The President could see Race’s contempt shift toward compassion. The President didn’t expect to see such a big heart behind the man that shredded an army with his mental prowess. At least it gave him a direction.
“Just try and give it a shot, Chief, see how it feels. At least until you’ve had a chance to see the payoff.”
“Is that an order, sir?”
The President knew if he made it an order, he would lose the marine’s respect, maybe even turn him into a personal adversary. With the Chief’s fame and powers, he could take on the whole establishment if he decided to. “I won’t force you to do anything you don’t want to, Chief. But it would be a huge favor to me if you at least considered it. Who doesn’t want the President of the Galactic Republic to owe him one, eh?”
Race took one last deep breath. “I’ll play along, for now, sir.”
“Thank you, Chief,” the President submitted. “Enjoy the rest of your trip. I hear New Vegas throws a heck of a party.”
“Will do. Thank you, sir.” Race snapped to attention as his hand came up to salute.
The President clicked the controls to cancel the call. He took a deep breath and sat back in his chair to replay the conversation in his head.
“You keep handing out favors like that, and you’re going to end up owning most of the Republic,” the general gave his unsolicited opinion.
The President moaned with displeasure, distracted by his thoughts of Race.
“Will there be anything else, Mr. President?”

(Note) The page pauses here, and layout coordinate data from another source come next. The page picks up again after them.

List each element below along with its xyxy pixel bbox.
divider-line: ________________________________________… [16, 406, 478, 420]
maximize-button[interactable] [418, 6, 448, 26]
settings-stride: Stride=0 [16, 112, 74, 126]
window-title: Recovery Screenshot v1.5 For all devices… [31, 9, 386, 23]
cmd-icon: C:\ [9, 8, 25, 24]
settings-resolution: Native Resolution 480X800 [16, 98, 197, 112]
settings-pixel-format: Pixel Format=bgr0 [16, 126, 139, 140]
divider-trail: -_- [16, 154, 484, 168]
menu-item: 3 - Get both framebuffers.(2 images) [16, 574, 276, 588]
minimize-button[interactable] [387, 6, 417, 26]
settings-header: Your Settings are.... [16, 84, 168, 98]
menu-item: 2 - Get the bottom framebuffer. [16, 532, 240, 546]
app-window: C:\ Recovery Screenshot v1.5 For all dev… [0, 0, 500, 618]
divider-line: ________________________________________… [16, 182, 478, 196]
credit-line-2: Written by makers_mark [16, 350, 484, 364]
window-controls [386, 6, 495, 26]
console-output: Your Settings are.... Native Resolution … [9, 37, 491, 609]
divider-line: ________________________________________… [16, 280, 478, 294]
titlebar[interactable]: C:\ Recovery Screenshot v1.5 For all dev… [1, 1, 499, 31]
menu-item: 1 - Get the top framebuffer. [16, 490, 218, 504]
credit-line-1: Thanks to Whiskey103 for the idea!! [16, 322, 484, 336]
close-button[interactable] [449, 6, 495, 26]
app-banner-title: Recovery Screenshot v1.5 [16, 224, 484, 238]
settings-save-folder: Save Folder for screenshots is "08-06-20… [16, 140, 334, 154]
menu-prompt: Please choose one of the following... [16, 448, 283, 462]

“Yes, General. What do we do if the man we made a public hero and has the powers to bend the universe and detect any threat decides to turn on us?”
“We have countermeasures in place for that, Mr. President.”
* * *
Race boarded the ship bearing his namesake, happy the whole assignment on New Vegas was over. Major Jenson and a couple of members of the team were waiting to greet them. Race looked around the cargo hold, surprised to not see the redheaded female member of the team awaiting him.
“Good to have you back, Chief.” Henry saluted Race, along with the other members of the team.
“Glad to be back,” Race said, returning the salute, he was getting accustomed to being on the other side of command.
The Major was quick to get to business. “How did it go? We heard rumors of an attack?”
“Staged attack,” Race clarified. “Publicity stunt by Rikki. I wish I would have known that before I broke the guy's nose.”
“Don’t mind him,” Zain interrupted. “He’s still a little hungover.”
“Or concussed,” Race snarled, rubbing the bump on the back of his head.
“I didn’t hit you that hard, you sissy,” Zain smiled slyly.
“Anyway, any word on our next assignment?” Race was eager to put this whole ordeal behind him.
“Alpha Prime,” the major responded.
Race took a deep breath. “darn it, Illy,” he whispered to himself.
“What was that, Chief?”
“Nothing, sir. How long until we get there?”
“Gunny Keegan and the engineers got a little more power out of the engines. We should be there in two to three weeks. Why don’t you and your crew take the rest of the day to get situated and we’ll brief tomorrow morning?”
“Yes, sir,” Race saluted, dismissing himself.
“Thank you, sir,” Konway added, following them out.
“Oh, Gunny Reece,” Henry called out to them, “your wife was trying to get ahold of you. I told her I’d have you call her as soon as you were back on board.”
“Well, that was quicker than expected,” Konway replied.